Abstract
Hematopoietic Stem Cells (HSCs) is a rare cell population that sits atop a hierarchy of progenitors that become progressively restricted to several or a single blood lineage. HSCs are capable of self-renewal and multipotent differentiation to all blood cell lineages. HSCs are crucial in the maintenance of lifelong production of all blood cells. HSCs are highly regulated to maintain homeostasis through a delicate balance between quiescence, self-renewal and differentiation. However, this balance is altered during the hematopoietic recovery after Hematopoietic Stem Cell Transplantation (HSCT). HSCT is routinely used to reconstitute hematopoiesis after myeloablation, being the most commonly-used cell therapy. HSCT efficacy and multilineage reconstitution can be limited by inadequate HSC number, poor homing, engraftment, or limited self-renewal.
Recent evidence indicates that estrogens are involved in regulating the hematopoietic system homeostasis. Estrogens are the primary female sex hormones and are responsible for controlling many cellular processes including growth, differentiation and function of the reproductive system. However, estrogens have also been proposed to regulate HSCs. b-Estradiol (E2) was shown to promote the cell cycle of HSCs and multipotent progenitors (MPPs) and increase erythroid differentiation in females (1). On the other hand, tamoxifen reduces the number of MPPs and short-term HSCs but activates proliferation of long-term HSCs (2). The potential clinical application of estrogens in HSCT mainly derives from the possibility that these drugs may enhance the engraftment of transplanted HSCs, thus reducing side effects associated to myeloablative conditioning.
Here, we show that a short-term treatment of immunodeficient mice transplanted with hCD34+ cells with estrogens such as E2 and estetrol (E4) improves human hematopoietic engraftment. Fifty-thousand cord blood CD34+ cells (CB-CD34+) were transplanted into sublethally irradiated immunodeficient NSG mice. Three days after transplantation, mice were treated for four days with daily subcutaneous doses of E2, E4 or vehicle. Human hematopoietic engraftment was evaluated in the BM of transplanted mice at four months later. E2 and E4 estrogens increased the proportion of hCD45+ cells 1.8-fold and 2.4-fold as compared to values determined in control mice, without modifying the proportion of myeloid and lymphoid lineages. Significantly, animals treated with either estrogen had significantly higher levels of human hematopoietic progenitors (hCD45+CD34+).

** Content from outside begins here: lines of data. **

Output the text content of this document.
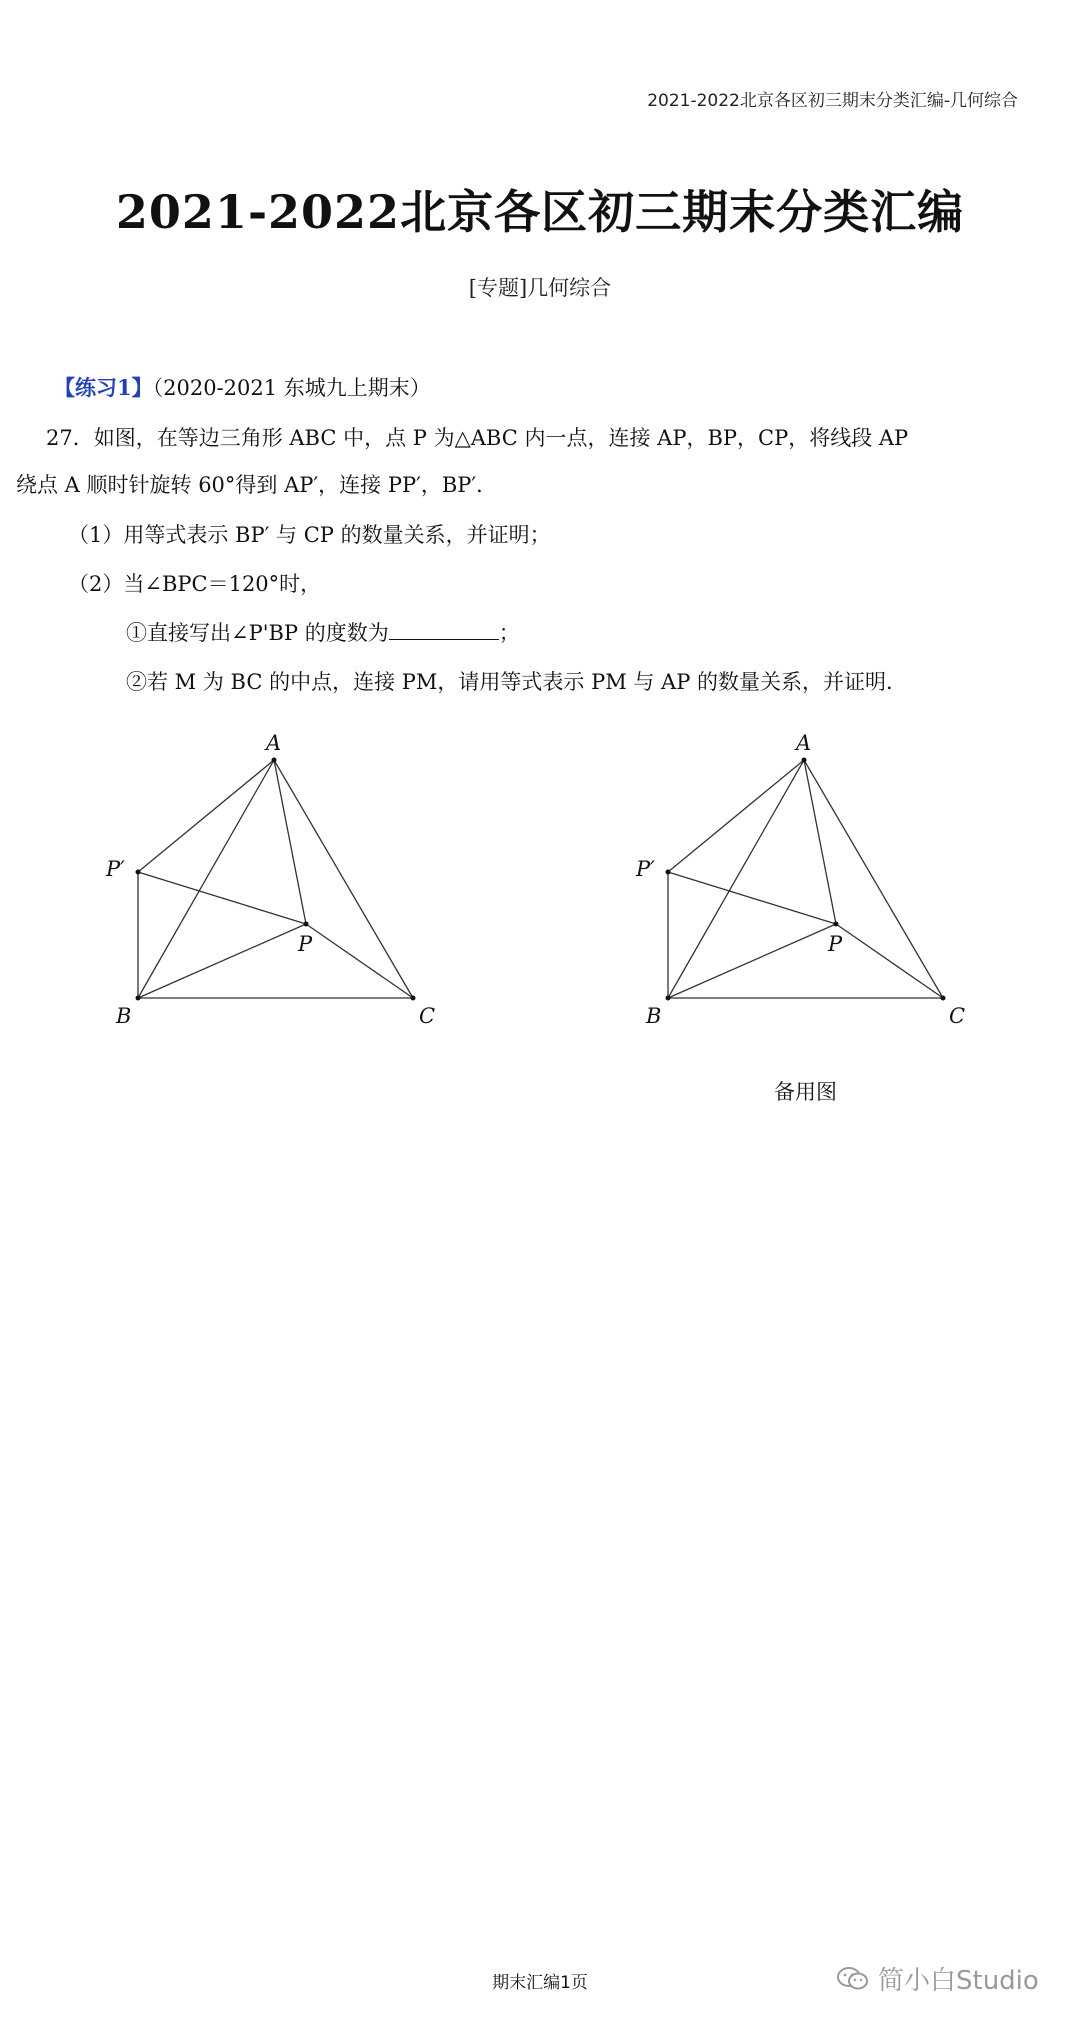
2021-2022北京各区初三期末分类汇编-几何综合
2021-2022北京各区初三期末分类汇编
[专题]几何综合
【练习1】（2020-2021 东城九上期末）
27．如图，在等边三角形 ABC 中，点 P 为△ABC 内一点，连接 AP，BP，CP，将线段 AP
绕点 A 顺时针旋转 60°得到 AP′，连接 PP′，BP′．
（1）用等式表示 BP′ 与 CP 的数量关系，并证明；
（2）当∠BPC＝120°时，
①直接写出∠P'BP 的度数为	；
②若 M 为 BC 的中点，连接 PM，请用等式表示 PM 与 AP 的数量关系，并证明．
A
P′
P
B	C
A
P′
P
B	C
备用图
期末汇编1页	简小白Studio
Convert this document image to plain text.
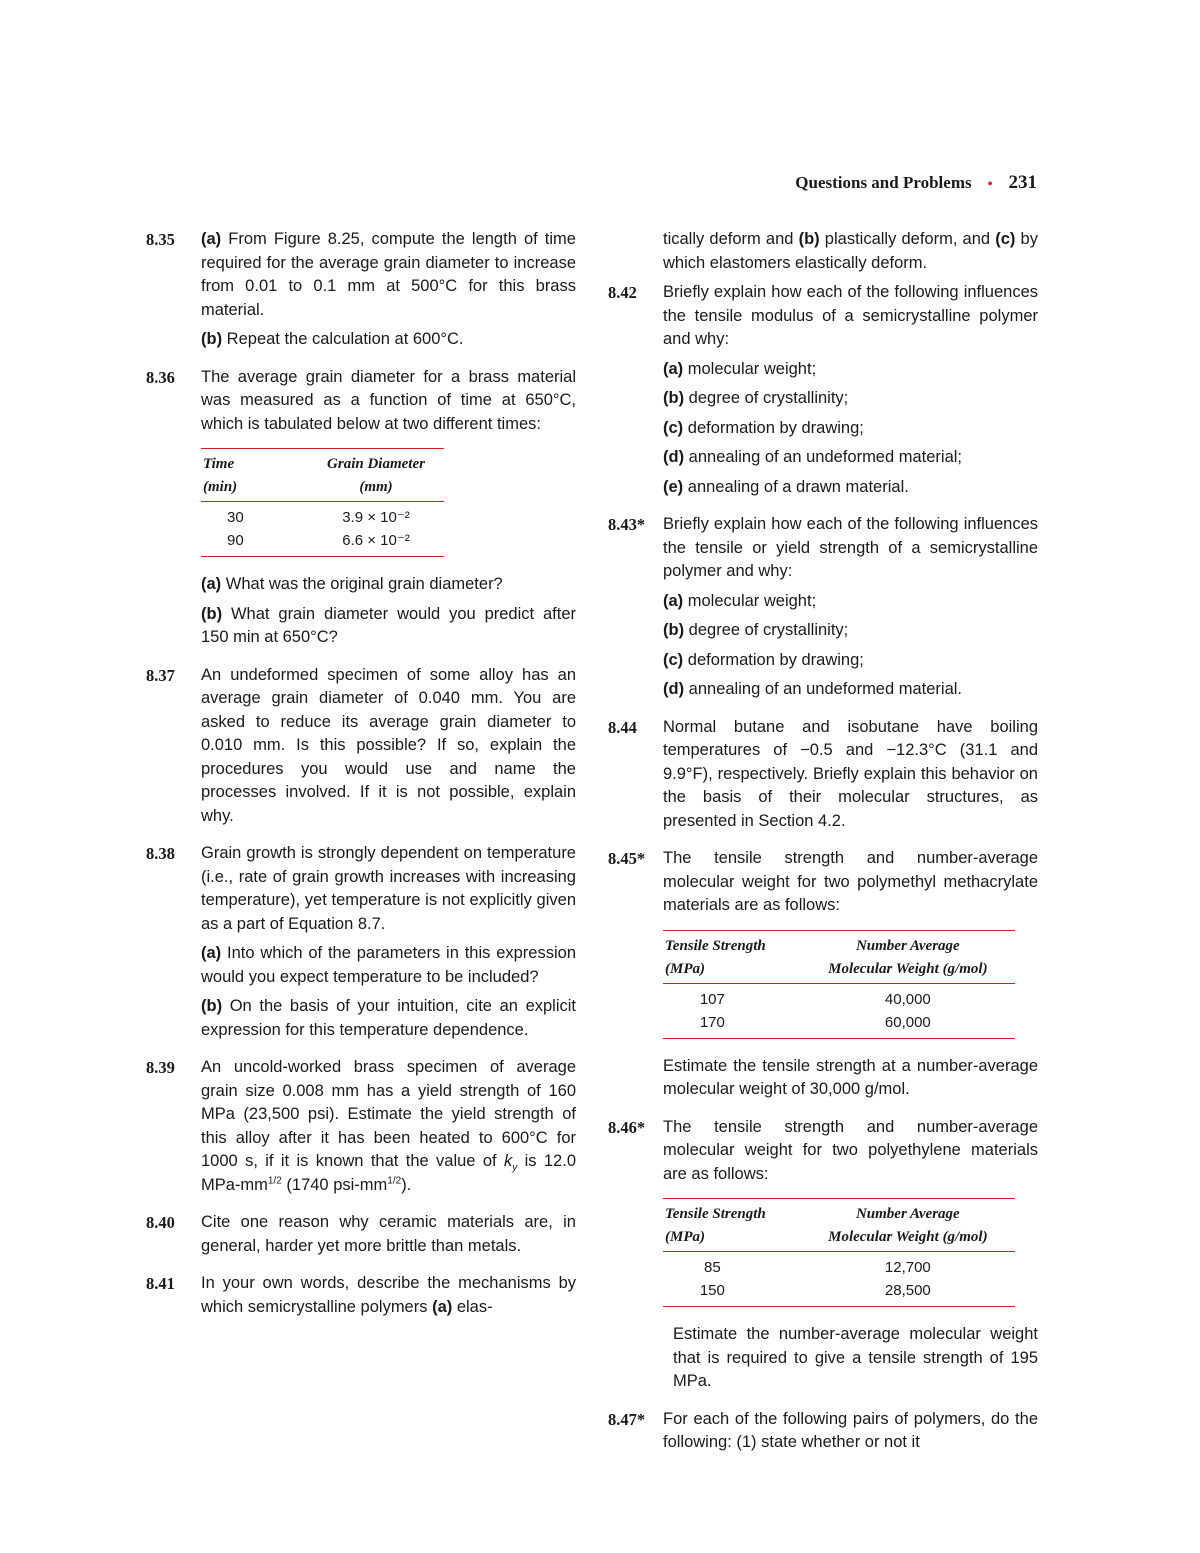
Questions and Problems • 231
8.35	(a) From Figure 8.25, compute the length of time required for the average grain diameter to increase from 0.01 to 0.1 mm at 500°C for this brass material.

(b) Repeat the calculation at 600°C.

8.36	The average grain diameter for a brass material was measured as a function of time at 650°C, which is tabulated below at two different times:

Time	Grain Diameter
(min)	(mm)
30	3.9 × 10⁻²
90	6.6 × 10⁻²

(a) What was the original grain diameter?

(b) What grain diameter would you predict after 150 min at 650°C?

8.37	An undeformed specimen of some alloy has an average grain diameter of 0.040 mm. You are asked to reduce its average grain diameter to 0.010 mm. Is this possible? If so, explain the procedures you would use and name the processes involved. If it is not possible, explain why.

8.38	Grain growth is strongly dependent on temperature (i.e., rate of grain growth increases with increasing temperature), yet temperature is not explicitly given as a part of Equation 8.7.

(a) Into which of the parameters in this expression would you expect temperature to be included?

(b) On the basis of your intuition, cite an explicit expression for this temperature dependence.

8.39	An uncold-worked brass specimen of average grain size 0.008 mm has a yield strength of 160 MPa (23,500 psi). Estimate the yield strength of this alloy after it has been heated to 600°C for 1000 s, if it is known that the value of $k_y$ is 12.0 MPa-$mm^{1/2}$ (1740 psi-$mm^{1/2}$).

8.40	Cite one reason why ceramic materials are, in general, harder yet more brittle than metals.

8.41	In your own words, describe the mechanisms by which semicrystalline polymers (a) elas-

tically deform and (b) plastically deform, and (c) by which elastomers elastically deform.
8.42	Briefly explain how each of the following influences the tensile modulus of a semicrystalline polymer and why:

(a) molecular weight;

(b) degree of crystallinity;

(c) deformation by drawing;

(d) annealing of an undeformed material;

(e) annealing of a drawn material.

8.43*	Briefly explain how each of the following influences the tensile or yield strength of a semicrystalline polymer and why:

(a) molecular weight;

(b) degree of crystallinity;

(c) deformation by drawing;

(d) annealing of an undeformed material.

8.44	Normal butane and isobutane have boiling temperatures of −0.5 and −12.3°C (31.1 and 9.9°F), respectively. Briefly explain this behavior on the basis of their molecular structures, as presented in Section 4.2.

8.45*	The tensile strength and number-average molecular weight for two polymethyl methacrylate materials are as follows:

Tensile Strength	Number Average
(MPa)	Molecular Weight (g/mol)
107	40,000
170	60,000

Estimate the tensile strength at a number-average molecular weight of 30,000 g/mol.

8.46*	The tensile strength and number-average molecular weight for two polyethylene materials are as follows:

Tensile Strength	Number Average
(MPa)	Molecular Weight (g/mol)
85	12,700
150	28,500

Estimate the number-average molecular weight that is required to give a tensile strength of 195 MPa.

8.47*	For each of the following pairs of polymers, do the following: (1) state whether or not it
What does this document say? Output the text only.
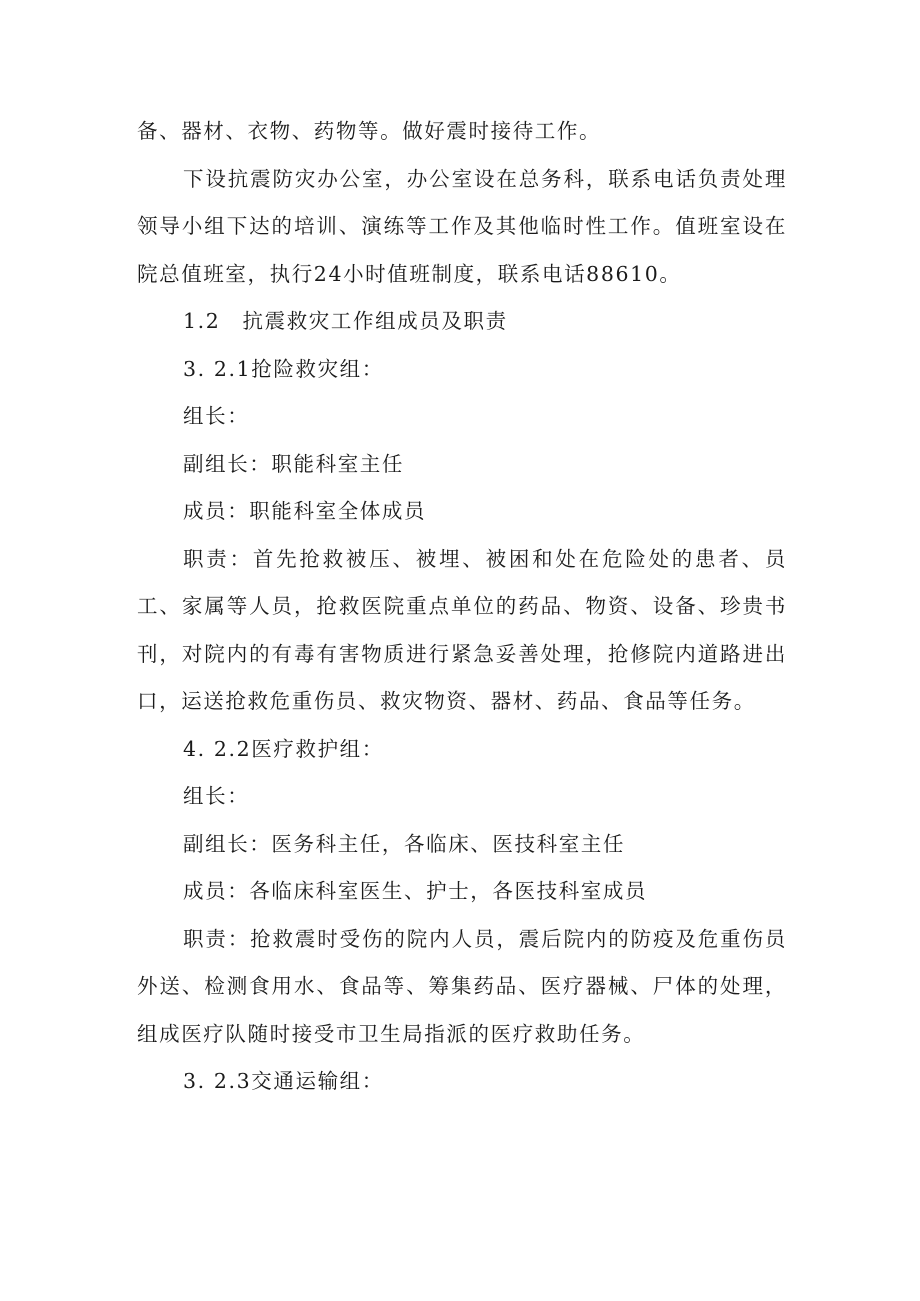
备、器材、衣物、药物等。做好震时接待工作。

下设抗震防灾办公室，办公室设在总务科，联系电话负责处理领导小组下达的培训、演练等工作及其他临时性工作。值班室设在院总值班室，执行24小时值班制度，联系电话88610。

1.2　抗震救灾工作组成员及职责

3. 2.1抢险救灾组：

组长：

副组长：职能科室主任

成员：职能科室全体成员

职责：首先抢救被压、被埋、被困和处在危险处的患者、员工、家属等人员，抢救医院重点单位的药品、物资、设备、珍贵书刊，对院内的有毒有害物质进行紧急妥善处理，抢修院内道路进出口，运送抢救危重伤员、救灾物资、器材、药品、食品等任务。

4. 2.2医疗救护组：

组长：

副组长：医务科主任，各临床、医技科室主任

成员：各临床科室医生、护士，各医技科室成员

职责：抢救震时受伤的院内人员，震后院内的防疫及危重伤员外送、检测食用水、食品等、筹集药品、医疗器械、尸体的处理，组成医疗队随时接受市卫生局指派的医疗救助任务。

3. 2.3交通运输组：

To study the engraftment of long-term engraftment HSCs in transplanted mice, human CD45+ cells from primary recipients were sorted and transplanted in secondary NSG recipients. Three months after transplants, the proportion of human hematopoietic cells in secondary recipients was also higher when primary recipients were treated with E2 or E4 than in vehicle-treated animals. Improved engraftments associated to the administration of E2 or E4 estrogens were confirmed when very low doses of CB-CD34+ cells were transplanted (5x103 hCD34+/mouse) in recipients of either sex.
Collectively, our data support a new application of estrogens to improve the hematopoietic recovery after HSCT. This application may have particular relevance to enhance the hematopoietic recovery after myeloablative conditioning and when limiting numbers of HSCs are available.
Bueren:Rocket Pharmaceuticals Inc: Consultancy, Equity Ownership, Patents & Royalties, Research Funding. Segovia:Rocket Pharmaceuticals Inc: Consultancy, Equity Ownership, Patents & Royalties, Research Funding.
Author notes
Asterisk with author names denotes non-ASH members.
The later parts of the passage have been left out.